4.4 健康,ライフサイエンス
ヘルスケア,ライフサイエンス向けの応用はいまだに未成熟ではあるものの,最も潜在性が高いという見方もある。ポイントオブケア診断の普及に伴い,一気に大規模な採用が進む可能性がある。
デバイスの小型化,簡素化へ向けたトレンドから,生体サンプルのイメージング,分析ソリューションを代替,補完する技術としてCL技術への関心が高まっている。多くの応用が登場し,研究される中で,CL光源は小型化,簡素化に最も適した実現技術とされている。
例えば,CLベースのTLASは中赤外線FTIRと比較されてきたが,Bruker Optics社とハーバード大学の比較実験の結果,そのパフォーマンスではTLASに軍配が上がった。またハイデルブルグ大学でも,生体組織のハイパースペクトルイメージングで,QCL技術とBrukerのFTIRイメージング装置との比較を行っている。

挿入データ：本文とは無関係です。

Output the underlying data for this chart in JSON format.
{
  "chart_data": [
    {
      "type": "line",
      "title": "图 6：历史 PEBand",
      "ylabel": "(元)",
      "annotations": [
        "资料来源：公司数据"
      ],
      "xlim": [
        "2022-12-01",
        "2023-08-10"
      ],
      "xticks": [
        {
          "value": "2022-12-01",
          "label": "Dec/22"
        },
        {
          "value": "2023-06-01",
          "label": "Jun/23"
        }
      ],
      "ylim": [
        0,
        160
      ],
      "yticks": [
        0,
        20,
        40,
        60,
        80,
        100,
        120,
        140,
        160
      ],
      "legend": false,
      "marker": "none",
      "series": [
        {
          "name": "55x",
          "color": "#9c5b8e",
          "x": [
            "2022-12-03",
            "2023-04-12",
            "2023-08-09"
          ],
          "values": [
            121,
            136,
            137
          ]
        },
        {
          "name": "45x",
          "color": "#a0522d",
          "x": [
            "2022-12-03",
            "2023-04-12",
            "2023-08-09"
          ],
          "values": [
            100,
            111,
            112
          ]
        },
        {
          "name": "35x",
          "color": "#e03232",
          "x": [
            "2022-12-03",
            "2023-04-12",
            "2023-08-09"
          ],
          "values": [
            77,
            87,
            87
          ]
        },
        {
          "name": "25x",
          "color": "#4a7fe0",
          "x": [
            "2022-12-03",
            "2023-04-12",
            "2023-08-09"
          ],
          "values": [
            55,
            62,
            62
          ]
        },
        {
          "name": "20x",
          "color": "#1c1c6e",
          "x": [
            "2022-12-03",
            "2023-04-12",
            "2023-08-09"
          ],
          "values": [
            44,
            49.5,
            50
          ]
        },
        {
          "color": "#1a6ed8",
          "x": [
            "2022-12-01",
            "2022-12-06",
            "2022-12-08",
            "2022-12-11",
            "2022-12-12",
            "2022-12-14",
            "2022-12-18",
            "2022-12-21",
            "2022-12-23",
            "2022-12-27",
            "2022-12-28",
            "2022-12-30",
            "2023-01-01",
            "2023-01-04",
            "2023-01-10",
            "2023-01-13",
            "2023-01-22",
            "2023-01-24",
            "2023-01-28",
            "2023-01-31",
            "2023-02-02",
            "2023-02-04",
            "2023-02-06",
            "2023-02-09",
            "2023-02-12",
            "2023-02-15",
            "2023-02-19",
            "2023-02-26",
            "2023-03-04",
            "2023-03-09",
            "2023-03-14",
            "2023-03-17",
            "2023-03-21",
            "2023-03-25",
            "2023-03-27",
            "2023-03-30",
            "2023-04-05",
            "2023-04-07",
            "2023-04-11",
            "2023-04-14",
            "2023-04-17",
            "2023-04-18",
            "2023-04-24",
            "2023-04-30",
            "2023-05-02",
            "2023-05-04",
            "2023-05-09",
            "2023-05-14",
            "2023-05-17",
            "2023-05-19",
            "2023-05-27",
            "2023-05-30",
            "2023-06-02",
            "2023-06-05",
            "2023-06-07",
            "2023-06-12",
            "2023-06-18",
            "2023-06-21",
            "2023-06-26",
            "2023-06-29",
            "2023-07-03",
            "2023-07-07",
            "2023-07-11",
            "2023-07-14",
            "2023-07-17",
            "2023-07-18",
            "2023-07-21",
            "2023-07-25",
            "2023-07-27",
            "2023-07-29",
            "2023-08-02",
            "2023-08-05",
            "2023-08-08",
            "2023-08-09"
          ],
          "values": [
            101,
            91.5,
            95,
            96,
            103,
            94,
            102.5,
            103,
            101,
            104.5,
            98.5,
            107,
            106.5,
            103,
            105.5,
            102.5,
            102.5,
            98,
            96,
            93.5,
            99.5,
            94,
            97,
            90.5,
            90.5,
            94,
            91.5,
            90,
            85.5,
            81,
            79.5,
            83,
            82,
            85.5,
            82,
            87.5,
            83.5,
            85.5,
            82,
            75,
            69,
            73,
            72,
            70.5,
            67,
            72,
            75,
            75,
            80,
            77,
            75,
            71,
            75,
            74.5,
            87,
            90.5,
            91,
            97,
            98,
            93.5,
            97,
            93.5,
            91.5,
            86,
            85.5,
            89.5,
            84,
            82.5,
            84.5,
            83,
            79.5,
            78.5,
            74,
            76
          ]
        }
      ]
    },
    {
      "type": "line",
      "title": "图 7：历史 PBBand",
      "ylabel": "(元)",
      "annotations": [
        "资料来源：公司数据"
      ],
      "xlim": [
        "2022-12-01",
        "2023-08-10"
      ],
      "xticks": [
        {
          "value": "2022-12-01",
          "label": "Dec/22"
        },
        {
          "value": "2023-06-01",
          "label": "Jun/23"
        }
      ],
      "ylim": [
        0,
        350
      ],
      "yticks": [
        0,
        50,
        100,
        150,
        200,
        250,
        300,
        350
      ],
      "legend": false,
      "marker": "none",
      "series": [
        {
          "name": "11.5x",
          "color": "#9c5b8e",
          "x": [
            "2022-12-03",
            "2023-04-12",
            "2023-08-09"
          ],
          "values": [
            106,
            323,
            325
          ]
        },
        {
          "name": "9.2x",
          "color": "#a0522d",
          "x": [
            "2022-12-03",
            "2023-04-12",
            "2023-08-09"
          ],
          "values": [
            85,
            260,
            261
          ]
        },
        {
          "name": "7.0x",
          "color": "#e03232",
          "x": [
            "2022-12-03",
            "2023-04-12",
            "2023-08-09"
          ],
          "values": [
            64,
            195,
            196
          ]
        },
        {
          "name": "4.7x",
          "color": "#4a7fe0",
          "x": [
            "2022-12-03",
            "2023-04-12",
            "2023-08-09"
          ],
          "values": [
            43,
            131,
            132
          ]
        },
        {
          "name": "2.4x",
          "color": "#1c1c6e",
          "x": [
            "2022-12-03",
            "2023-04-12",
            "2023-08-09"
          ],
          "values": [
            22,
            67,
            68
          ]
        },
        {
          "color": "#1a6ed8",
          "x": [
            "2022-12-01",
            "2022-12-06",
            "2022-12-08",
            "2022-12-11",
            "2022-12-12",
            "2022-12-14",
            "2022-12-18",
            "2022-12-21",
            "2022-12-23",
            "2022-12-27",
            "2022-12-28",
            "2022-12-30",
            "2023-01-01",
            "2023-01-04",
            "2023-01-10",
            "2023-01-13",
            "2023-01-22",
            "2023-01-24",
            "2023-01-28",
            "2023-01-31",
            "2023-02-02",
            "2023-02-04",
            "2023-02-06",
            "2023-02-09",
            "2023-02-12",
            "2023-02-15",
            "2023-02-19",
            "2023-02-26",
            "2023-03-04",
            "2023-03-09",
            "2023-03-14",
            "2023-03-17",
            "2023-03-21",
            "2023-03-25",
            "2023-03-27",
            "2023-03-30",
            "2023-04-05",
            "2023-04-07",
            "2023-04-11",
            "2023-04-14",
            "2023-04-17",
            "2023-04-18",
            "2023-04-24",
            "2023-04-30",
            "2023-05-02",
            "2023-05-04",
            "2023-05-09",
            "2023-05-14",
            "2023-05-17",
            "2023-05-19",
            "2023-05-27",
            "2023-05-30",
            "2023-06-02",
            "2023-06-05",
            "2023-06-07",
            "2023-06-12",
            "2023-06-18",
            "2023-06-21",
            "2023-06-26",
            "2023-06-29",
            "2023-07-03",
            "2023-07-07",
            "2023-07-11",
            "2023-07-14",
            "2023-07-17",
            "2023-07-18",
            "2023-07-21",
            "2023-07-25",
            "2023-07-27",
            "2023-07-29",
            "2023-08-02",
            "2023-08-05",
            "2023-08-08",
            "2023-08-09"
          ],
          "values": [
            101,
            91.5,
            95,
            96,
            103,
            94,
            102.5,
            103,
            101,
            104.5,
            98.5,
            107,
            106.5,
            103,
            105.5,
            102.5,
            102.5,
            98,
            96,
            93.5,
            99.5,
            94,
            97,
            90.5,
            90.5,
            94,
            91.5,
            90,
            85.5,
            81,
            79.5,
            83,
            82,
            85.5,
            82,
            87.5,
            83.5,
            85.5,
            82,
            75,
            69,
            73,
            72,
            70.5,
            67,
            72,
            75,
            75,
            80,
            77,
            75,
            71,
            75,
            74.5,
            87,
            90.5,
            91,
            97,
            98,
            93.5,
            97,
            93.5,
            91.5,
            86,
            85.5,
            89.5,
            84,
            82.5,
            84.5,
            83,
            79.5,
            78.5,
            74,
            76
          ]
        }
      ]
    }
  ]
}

Daylight Solutions社は,セントラルランカシャー大学,ストラスクライド大学と提携し,量子カスケードレーザーをベースとする中赤外線分光イメージング装置を開発している。
4.5 自動車,運輸
都市及びその周辺における煤煙や排気ガスへの懸念が高まっている。大気汚染物質は,呼吸器あるいは循環器の疾患の原因とも考えられている。粒子状物質の大気中の質量濃度を制限する議案が欧州,北米で承認された。実際上の規制対象は自動車の排気ガス,特にディーゼルである。
海運,空運も同じく大気汚染の源として懸念の対象となっている。海上運輸の排ガスは,大気汚染物質のうち,窒素酸化物の15%,温室効果ガスの3−6%,硫黄酸化物の3−7%を占めると言われている。航空各社も,燃費向上に取り組むと同時に,排気ガス成分についても改善を進めようとしている。
CL分光システムはこうした用途に最適のソリューションとなりうる。下記のように,バリューチェーンの様々な段階でCL技術の有効活用の可能性がある。
・運行中の排気ガス管理
CL技術の自動車,運輸向け応用には大きな市場機会があると考えられる。